There are times when I want a tightly focussed quest-based story that draws me into a lushly developed world, where I can ramble from location to location, womanize and generally pretend to be a badass like Geralt in the Witcher. Then there are times that I just want to kill things, times when I wish that Diablo could return and set the RPG world on fire once more with random dungeons, endless waves of respawning bad guys and gore enough to make a giant blood red iceberg to sink the Titanic with.

Diablo 3 is a long way off and I've played Sacred, Titan Quest and many others to death. So I was pretty stoked to hear that Ascaron were back with Sacred 2 and this time it would be a bigger, expansive and even more loot-filled grind-fest. It is, and I like that. I don't really care that the story is generic and fairly unfocussed since I'm having too much fun indulging my psychopathic kill-maim-destroy tendencies just like I did in Painkiller.

In many ways Sacred 2 is the Painkiller of the RPG world at the moment, it's not quite up to the standard of the original Sacred in some ways but in others it leaves the first game standing. It's got flaws, minor and major and some of them cause the good old crash to desktop (where would we be without that beloved bug in our games eh?), graphic glitches and anomalies. Yet those don't stop me liking the game since it's giving me what I wanted, an excuse to take out six different classes drawn from the good and evil sides in the game.

Take them out and cause widespread monster devastation across a massive landscape with very little in the way of load times. If you've played Sacred before then I don't need to tell you how to play, and if you're like me, you can read a manual and learn from tutorials in a game. I can say that the controls will feel second nature to fans of MMO's and other click-fest combat games and leave it at that.

Ancaria has changed a bit from Sacred, for a start, there's T-Energy that's lumped around in pipes a bit like oil. There are a few cyborg and science-fiction elements mixed in around into the fantasy. It doesn't quite fit if you've played Sacred but if you can suspend your disbelief and hang it by the neck until dead, you'll ignore all that and just concentrate on powering up your character, drawn from the six classes. The most interesting for me and the one that's also the most jarring is the Mecha-Anubis styled Temple Guardian.

He's an odd bugger, with his mix of Egyptian God of the Underworld aesthetic and cybernetic limbs, calling out phrases on the battlefield that break the fourth wall and certainly sound out of place. These relate to the game at hand, like: Another step closer to level up. This strange mix of fantasy science-fiction and quirky humour works in Sacred 2 though, oddly enough. As you might expect there are a plethora of skills to level up, combat arts make a return from Sacred and you can design the character of your dreams in terms of stats and skills.
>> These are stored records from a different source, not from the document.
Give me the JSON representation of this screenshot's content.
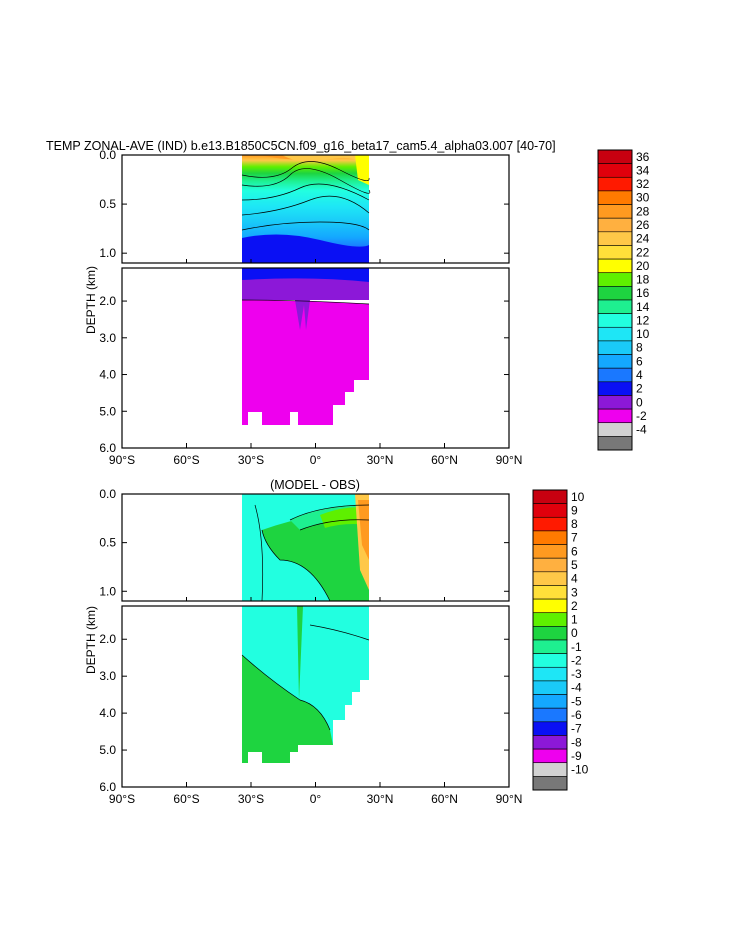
{
  "chart_data": [
    {
      "type": "heatmap",
      "title": "TEMP ZONAL-AVE (IND) b.e13.B1850C5CN.f09_g16_beta17_cam5.4_alpha03.007 [40-70]",
      "xlabel": "",
      "ylabel": "DEPTH (km)",
      "x_ticks": [
        "90°S",
        "60°S",
        "30°S",
        "0°",
        "30°N",
        "60°N",
        "90°N"
      ],
      "x_tick_values": [
        -90,
        -60,
        -30,
        0,
        30,
        60,
        90
      ],
      "y_ticks_upper": [
        "0.0",
        "0.5",
        "1.0"
      ],
      "y_ticks_upper_values": [
        0.0,
        0.5,
        1.0
      ],
      "y_ticks_lower": [
        "2.0",
        "3.0",
        "4.0",
        "5.0",
        "6.0"
      ],
      "y_ticks_lower_values": [
        2.0,
        3.0,
        4.0,
        5.0,
        6.0
      ],
      "xlim": [
        -90,
        90
      ],
      "ylim_upper": [
        0.0,
        1.1
      ],
      "ylim_lower": [
        1.1,
        6.0
      ],
      "data_lat_range": [
        -34,
        25
      ],
      "colorbar": {
        "labels": [
          "36",
          "34",
          "32",
          "30",
          "28",
          "26",
          "24",
          "22",
          "20",
          "18",
          "16",
          "14",
          "12",
          "10",
          "8",
          "6",
          "4",
          "2",
          "0",
          "-2",
          "-4"
        ],
        "colors": [
          "#c80010",
          "#e0000c",
          "#ff1a00",
          "#ff7a00",
          "#ff9a20",
          "#ffb040",
          "#ffc848",
          "#ffe03a",
          "#ffff00",
          "#5ef000",
          "#1ed440",
          "#1ef090",
          "#22ffe0",
          "#1ee6f6",
          "#1acaf8",
          "#14a8ff",
          "#1a78ff",
          "#0a10f4",
          "#8c18d8",
          "#ee00ee",
          "#d2d2d2",
          "#787878"
        ]
      }
    },
    {
      "type": "heatmap",
      "title": "(MODEL - OBS)",
      "xlabel": "",
      "ylabel": "DEPTH (km)",
      "x_ticks": [
        "90°S",
        "60°S",
        "30°S",
        "0°",
        "30°N",
        "60°N",
        "90°N"
      ],
      "x_tick_values": [
        -90,
        -60,
        -30,
        0,
        30,
        60,
        90
      ],
      "y_ticks_upper": [
        "0.0",
        "0.5",
        "1.0"
      ],
      "y_ticks_upper_values": [
        0.0,
        0.5,
        1.0
      ],
      "y_ticks_lower": [
        "2.0",
        "3.0",
        "4.0",
        "5.0",
        "6.0"
      ],
      "y_ticks_lower_values": [
        2.0,
        3.0,
        4.0,
        5.0,
        6.0
      ],
      "xlim": [
        -90,
        90
      ],
      "ylim_upper": [
        0.0,
        1.1
      ],
      "ylim_lower": [
        1.1,
        6.0
      ],
      "data_lat_range": [
        -34,
        25
      ],
      "colorbar": {
        "labels": [
          "10",
          "9",
          "8",
          "7",
          "6",
          "5",
          "4",
          "3",
          "2",
          "1",
          "0",
          "-1",
          "-2",
          "-3",
          "-4",
          "-5",
          "-6",
          "-7",
          "-8",
          "-9",
          "-10"
        ],
        "colors": [
          "#c80010",
          "#e0000c",
          "#ff1a00",
          "#ff7a00",
          "#ff9a20",
          "#ffb040",
          "#ffc848",
          "#ffe03a",
          "#ffff00",
          "#5ef000",
          "#1ed440",
          "#1ef090",
          "#22ffe0",
          "#1ee6f6",
          "#1acaf8",
          "#14a8ff",
          "#1a78ff",
          "#0a10f4",
          "#8c18d8",
          "#ee00ee",
          "#d2d2d2",
          "#787878"
        ]
      }
    }
  ]
}
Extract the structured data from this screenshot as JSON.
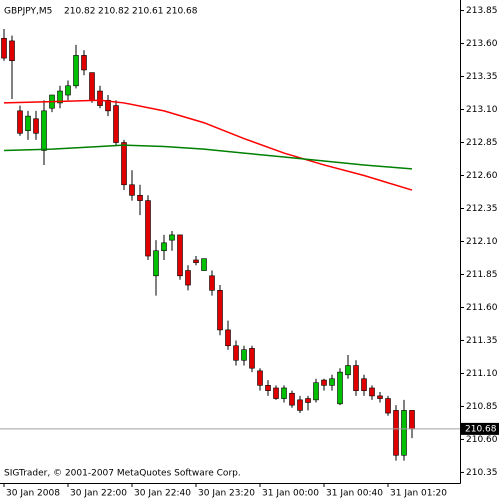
{
  "chart_data": {
    "type": "candlestick",
    "title": "GBPJPY,M5",
    "copyright": "SIGTrader, © 2001-2007 MetaQuotes Software Corp.",
    "bull_color": "#00c000",
    "bear_color": "#e00000",
    "x": [
      0,
      1,
      2,
      3,
      4,
      5,
      6,
      7,
      8,
      9,
      10,
      11,
      12,
      13,
      14,
      15,
      16,
      17,
      18,
      19,
      20,
      21,
      22,
      23,
      24,
      25,
      26,
      27,
      28,
      29,
      30,
      31,
      32,
      33,
      34,
      35,
      36,
      37,
      38,
      39,
      40,
      41,
      42,
      43,
      44,
      45,
      46,
      47,
      48,
      49,
      50,
      51
    ],
    "series": [
      {
        "open": [
          213.64,
          213.62,
          213.09,
          212.94,
          213.03,
          212.79,
          213.11,
          213.15,
          213.21,
          213.28,
          213.51,
          213.38,
          213.24,
          213.17,
          213.13,
          212.85,
          212.53,
          212.45,
          212.41,
          211.84,
          212.03,
          212.11,
          212.15,
          211.88,
          211.96,
          211.88,
          211.84,
          211.73,
          211.43,
          211.31,
          211.2,
          211.29,
          211.12,
          211.01,
          210.99,
          210.91,
          210.95,
          210.9,
          210.91,
          210.9,
          211.05,
          211.01,
          210.87,
          211.09,
          211.16,
          211.06,
          210.99,
          210.93,
          210.91,
          210.82,
          210.48,
          210.82
        ],
        "high": [
          213.71,
          213.66,
          213.13,
          213.09,
          213.09,
          213.17,
          213.21,
          213.28,
          213.32,
          213.59,
          213.55,
          213.38,
          213.28,
          213.21,
          213.17,
          212.87,
          212.64,
          212.53,
          212.45,
          212.11,
          212.15,
          212.18,
          212.15,
          211.92,
          211.99,
          211.96,
          211.88,
          211.77,
          211.5,
          211.35,
          211.31,
          211.31,
          211.14,
          211.05,
          211.01,
          211.01,
          210.97,
          210.93,
          210.93,
          211.06,
          211.06,
          211.09,
          211.14,
          211.24,
          211.2,
          211.09,
          211.01,
          210.96,
          210.93,
          210.86,
          210.9,
          210.82
        ],
        "low": [
          213.47,
          213.18,
          212.9,
          212.87,
          212.87,
          212.68,
          213.08,
          213.11,
          213.17,
          213.26,
          213.36,
          213.15,
          213.11,
          213.05,
          212.83,
          212.49,
          212.41,
          212.3,
          211.96,
          211.69,
          211.96,
          212.03,
          211.81,
          211.73,
          211.92,
          211.88,
          211.69,
          211.39,
          211.28,
          211.16,
          211.16,
          211.11,
          210.97,
          210.93,
          210.9,
          210.88,
          210.84,
          210.8,
          210.82,
          210.88,
          210.97,
          210.97,
          210.86,
          211.06,
          210.93,
          210.93,
          210.9,
          210.88,
          210.78,
          210.44,
          210.44,
          210.61
        ],
        "close": [
          213.49,
          213.47,
          212.92,
          213.05,
          212.92,
          213.09,
          213.21,
          213.24,
          213.28,
          213.51,
          213.4,
          213.17,
          213.13,
          213.09,
          212.85,
          212.53,
          212.45,
          212.41,
          211.99,
          212.03,
          212.09,
          212.15,
          211.84,
          211.77,
          211.94,
          211.97,
          211.73,
          211.43,
          211.31,
          211.2,
          211.28,
          211.14,
          211.01,
          210.97,
          210.91,
          210.99,
          210.86,
          210.82,
          210.88,
          211.03,
          211.01,
          211.06,
          211.11,
          211.16,
          210.97,
          210.97,
          210.93,
          210.91,
          210.8,
          210.48,
          210.82,
          210.68
        ]
      }
    ],
    "moving_averages": [
      {
        "color": "#ff0000",
        "x": [
          0,
          6,
          12,
          15,
          20,
          25,
          30,
          35,
          40,
          45,
          51
        ],
        "values": [
          213.15,
          213.16,
          213.17,
          213.15,
          213.09,
          213.0,
          212.88,
          212.77,
          212.68,
          212.6,
          212.49
        ]
      },
      {
        "color": "#008000",
        "x": [
          0,
          6,
          12,
          15,
          20,
          25,
          30,
          35,
          40,
          45,
          51
        ],
        "values": [
          212.79,
          212.8,
          212.82,
          212.83,
          212.82,
          212.8,
          212.77,
          212.74,
          212.71,
          212.68,
          212.65
        ]
      }
    ],
    "xlim": [
      -0.5,
      57
    ],
    "xticks": [
      {
        "value": 0,
        "label": "30 Jan 2008"
      },
      {
        "value": 8,
        "label": "30 Jan 22:00"
      },
      {
        "value": 16,
        "label": "30 Jan 22:40"
      },
      {
        "value": 24,
        "label": "30 Jan 23:20"
      },
      {
        "value": 32,
        "label": "31 Jan 00:00"
      },
      {
        "value": 40,
        "label": "31 Jan 00:40"
      },
      {
        "value": 48,
        "label": "31 Jan 01:20"
      }
    ],
    "ylim": [
      210.27,
      213.93
    ],
    "yticks": [
      213.85,
      {
        "value": 213.6,
        "label": "213.60"
      },
      213.35,
      {
        "value": 213.1,
        "label": "213.10"
      },
      212.85,
      {
        "value": 212.6,
        "label": "212.60"
      },
      212.35,
      {
        "value": 212.1,
        "label": "212.10"
      },
      211.85,
      {
        "value": 211.6,
        "label": "211.60"
      },
      211.35,
      {
        "value": 211.1,
        "label": "211.10"
      },
      210.85,
      {
        "value": 210.6,
        "label": "210.60"
      },
      210.35
    ]
  }
}
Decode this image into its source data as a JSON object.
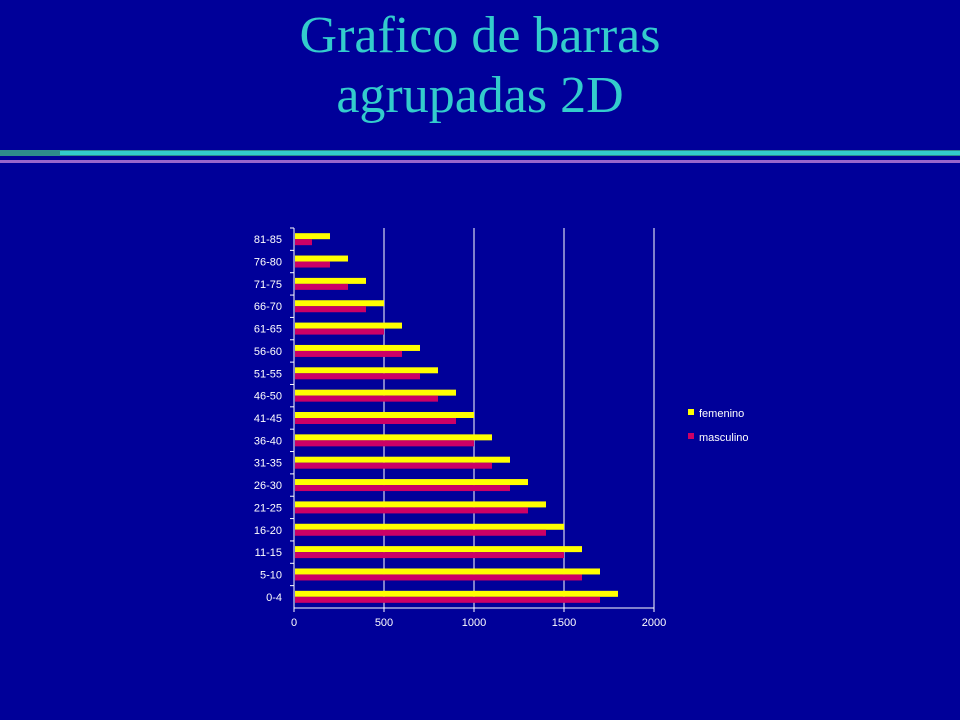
{
  "slide": {
    "title_line1": "Grafico de barras",
    "title_line2": "agrupadas 2D"
  },
  "colors": {
    "background": "#000099",
    "title": "#33CCCC",
    "femenino": "#FFFF00",
    "masculino": "#CC0066",
    "grid": "#FFFFFF"
  },
  "chart_data": {
    "type": "bar",
    "orientation": "horizontal",
    "categories": [
      "0-4",
      "5-10",
      "11-15",
      "16-20",
      "21-25",
      "26-30",
      "31-35",
      "36-40",
      "41-45",
      "46-50",
      "51-55",
      "56-60",
      "61-65",
      "66-70",
      "71-75",
      "76-80",
      "81-85"
    ],
    "series": [
      {
        "name": "femenino",
        "color": "#FFFF00",
        "values": [
          1800,
          1700,
          1600,
          1500,
          1400,
          1300,
          1200,
          1100,
          1000,
          900,
          800,
          700,
          600,
          500,
          400,
          300,
          200
        ]
      },
      {
        "name": "masculino",
        "color": "#CC0066",
        "values": [
          1700,
          1600,
          1500,
          1400,
          1300,
          1200,
          1100,
          1000,
          900,
          800,
          700,
          600,
          500,
          400,
          300,
          200,
          100
        ]
      }
    ],
    "xlim": [
      0,
      2000
    ],
    "xticks": [
      "0",
      "500",
      "1000",
      "1500",
      "2000"
    ],
    "grid": true,
    "legend_position": "right"
  }
}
There are tonnes of loot and a myriad of quests to embark on as well. I won't even say what these are because I don't believe in giving anything away, not even side-quest types. You're just going to have to trust me when I say there's a lot to do, it's a big world, you're going to get attacked constantly and you'll love it if you loved Diablo and the original Sacred.

Sacred 2 is a nice looking game as well, there's a lot to look at, the graphics are decent and though there are some performance issues and slowdowns, they don't detract enough from the experience to fully mar it. The game makes a good use of high quality lighting and special effects, especially in terms of the powers and there's a good use of shadow and shaders.

I was impressed by the size of the game world and the odd graphical glitch involving the overhead map rendered it hard to make out at times. I have a feeling Ascaron will fix this so it's only a problem at the moment. The models are well made; the animation is good and fluid with the combat looking nice and quick. The use of sound in the game is likewise of a decent quality, some of the music provided by the band Blind Guardian and the score is a typical fantasy type.

The voice acting is typical, it's terribly overdone and highly cheesy which is what makes games like this more appealing to me. For every Baldur's Gate and the Witcher there's a Sacred, Titan Quest and Sacred 2.

Enemy AI is average and they do a job of beating on you until you smash them into little pieces.

The interface is decent enough if a little clunky at times.

The game can be played single player or multiplayer with up to 16 other friends for cooperative frolics or versus madness. It's obvious that Ascaron have been watching MMO's as well since Sacred 2 has several things in common with most MMO's, such as mounts on the Isle of Mounts (ok, I broke my promise of not revealing anything, but it was only minor, bite me).

It's the best Diablo-style action romp out there for now, so you have to pick it up if you love those kinds of games.